Przyglądam się od kilku dni dyskusji na temat coraz większych problemów z dostępem do mieszkań, szczególnie wśród młodych ludzi. Taka ogólna refleksja: to jest niesamowite, jak szybko zmieniają się punkty odniesienia.

Pamiętacie, jak jeszcze kilka miesięcy temu dyskutowaliśmy nad delikatnym zwiększeniem obciążeń podatkowo-składkowych dla osób zarabiających kilkanaście, kilkadziesiąt tysięcy złotych miesięcznie? Natychmiast zaczęło się przeliczanie tych zarobków na euro puentowane stwierdzeniami „Ale co to jest kilka tysięcy euro, za to nie da się wyżyć, gdzie nam tam do Niemców czy Francuzów”.

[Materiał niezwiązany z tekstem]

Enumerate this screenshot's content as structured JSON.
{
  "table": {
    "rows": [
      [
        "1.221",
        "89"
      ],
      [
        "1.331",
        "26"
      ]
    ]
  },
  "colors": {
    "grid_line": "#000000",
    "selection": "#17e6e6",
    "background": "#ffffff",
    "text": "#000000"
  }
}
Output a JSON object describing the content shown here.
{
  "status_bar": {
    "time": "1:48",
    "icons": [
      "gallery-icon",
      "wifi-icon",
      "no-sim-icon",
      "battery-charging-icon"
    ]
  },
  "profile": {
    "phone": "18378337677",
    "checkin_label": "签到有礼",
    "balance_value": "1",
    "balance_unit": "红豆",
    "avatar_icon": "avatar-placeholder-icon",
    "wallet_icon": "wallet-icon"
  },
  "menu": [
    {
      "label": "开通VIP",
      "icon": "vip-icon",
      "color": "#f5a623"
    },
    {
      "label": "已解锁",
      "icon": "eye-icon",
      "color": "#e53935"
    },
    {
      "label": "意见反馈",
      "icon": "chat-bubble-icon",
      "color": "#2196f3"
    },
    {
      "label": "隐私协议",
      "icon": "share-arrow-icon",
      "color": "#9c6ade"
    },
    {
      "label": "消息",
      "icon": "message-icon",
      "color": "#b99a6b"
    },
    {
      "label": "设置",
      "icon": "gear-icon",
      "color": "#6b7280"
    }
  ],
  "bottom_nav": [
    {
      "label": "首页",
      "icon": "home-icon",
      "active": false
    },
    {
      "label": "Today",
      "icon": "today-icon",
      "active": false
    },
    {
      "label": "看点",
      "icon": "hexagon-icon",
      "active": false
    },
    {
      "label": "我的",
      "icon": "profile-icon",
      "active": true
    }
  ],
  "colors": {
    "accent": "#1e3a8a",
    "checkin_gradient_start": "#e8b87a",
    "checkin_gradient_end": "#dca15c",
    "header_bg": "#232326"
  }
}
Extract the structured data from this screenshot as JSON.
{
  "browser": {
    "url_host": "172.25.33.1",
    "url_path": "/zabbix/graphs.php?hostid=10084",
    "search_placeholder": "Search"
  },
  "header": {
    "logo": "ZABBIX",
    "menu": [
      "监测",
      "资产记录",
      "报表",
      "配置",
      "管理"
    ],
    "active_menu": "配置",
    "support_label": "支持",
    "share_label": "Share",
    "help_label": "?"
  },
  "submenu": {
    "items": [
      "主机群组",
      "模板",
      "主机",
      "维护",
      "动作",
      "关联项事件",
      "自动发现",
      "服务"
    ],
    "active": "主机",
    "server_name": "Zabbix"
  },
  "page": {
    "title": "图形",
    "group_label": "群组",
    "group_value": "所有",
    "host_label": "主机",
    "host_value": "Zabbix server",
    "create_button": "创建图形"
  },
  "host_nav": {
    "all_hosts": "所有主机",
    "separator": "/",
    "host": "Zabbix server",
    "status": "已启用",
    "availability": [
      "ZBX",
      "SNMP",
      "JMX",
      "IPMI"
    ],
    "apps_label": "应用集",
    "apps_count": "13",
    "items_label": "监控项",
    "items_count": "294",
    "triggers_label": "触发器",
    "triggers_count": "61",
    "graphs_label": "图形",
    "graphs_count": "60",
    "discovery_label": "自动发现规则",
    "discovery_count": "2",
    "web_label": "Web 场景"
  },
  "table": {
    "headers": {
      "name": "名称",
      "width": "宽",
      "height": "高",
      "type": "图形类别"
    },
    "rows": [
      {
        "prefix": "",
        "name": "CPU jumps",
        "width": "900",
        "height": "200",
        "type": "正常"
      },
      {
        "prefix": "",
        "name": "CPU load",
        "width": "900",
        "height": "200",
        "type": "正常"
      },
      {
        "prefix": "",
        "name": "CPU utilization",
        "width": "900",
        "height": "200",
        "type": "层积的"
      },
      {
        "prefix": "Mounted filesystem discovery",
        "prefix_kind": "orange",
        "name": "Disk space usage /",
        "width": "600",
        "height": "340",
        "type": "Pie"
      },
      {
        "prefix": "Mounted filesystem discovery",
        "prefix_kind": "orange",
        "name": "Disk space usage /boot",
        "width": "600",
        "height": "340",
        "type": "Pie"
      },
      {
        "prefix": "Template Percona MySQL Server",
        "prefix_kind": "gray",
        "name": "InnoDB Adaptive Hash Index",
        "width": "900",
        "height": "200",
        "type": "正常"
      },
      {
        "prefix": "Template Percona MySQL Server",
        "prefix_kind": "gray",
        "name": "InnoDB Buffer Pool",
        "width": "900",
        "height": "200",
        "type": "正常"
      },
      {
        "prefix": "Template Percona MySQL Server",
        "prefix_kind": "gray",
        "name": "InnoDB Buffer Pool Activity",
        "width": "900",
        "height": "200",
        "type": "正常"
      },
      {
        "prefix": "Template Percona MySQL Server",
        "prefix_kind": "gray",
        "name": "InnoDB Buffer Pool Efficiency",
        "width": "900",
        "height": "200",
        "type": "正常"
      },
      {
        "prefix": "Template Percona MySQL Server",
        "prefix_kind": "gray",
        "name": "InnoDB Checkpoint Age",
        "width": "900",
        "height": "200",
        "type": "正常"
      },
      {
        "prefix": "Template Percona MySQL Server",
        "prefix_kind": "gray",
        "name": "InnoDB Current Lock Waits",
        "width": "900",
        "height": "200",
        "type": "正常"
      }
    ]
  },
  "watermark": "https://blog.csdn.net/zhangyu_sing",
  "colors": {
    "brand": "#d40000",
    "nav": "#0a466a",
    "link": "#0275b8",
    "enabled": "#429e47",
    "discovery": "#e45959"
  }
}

Punktem odniesienia była zachodnia klasa średnia, a nawet wyższa klasa średnia.

Dziś często te same osoby twierdzą, że kłopoty mieszkaniowe to wymysł rozpieszczonej młodzieży z Warszawy i innych dużych miast, która nie rozumie, jak wyglądają prawdziwe problemy na prowincji. Pewien popularny jegomość z Twittera zaczął opowiadać, jak to zabrnął zimą na polską wieś, a tam rolnik musiał rozpalić ognisko, żeby uruchomić ciągnik. „Jemu powiedzcie o mieszkankach w Warszawie” – puentował. „Lewicowa ideologia brutalnie zderzona z rzeczywistością. Ci ludzie nie mają bladego pojęcia o życiu i biedzie na prowincji” – dodaje inny komentator.

Nagle punktem odniesienia stała się polska prowincja i wiejska bądź małomiasteczkowa bieda.

To jest ciągle powtarzający się schemat w polskiej debacie publicznej. Najlepiej zarabiający mają domagać się już dziś życia na poziomie zachodniej wyższej klasy średniej, cała reszta ma się cieszyć, że nie musi rozpalać ogniska i powinna przestać bajdurzyć o takich wymysłach jak mieszkania. Jedni mają okno na Berlin, drudzy na wiejską prowincję.

Cóż, życzę powodzenia w budowaniu społeczeństwa, w którym najbogatszych kilka procent ma zamieszkiwać inny świat niż cała reszta.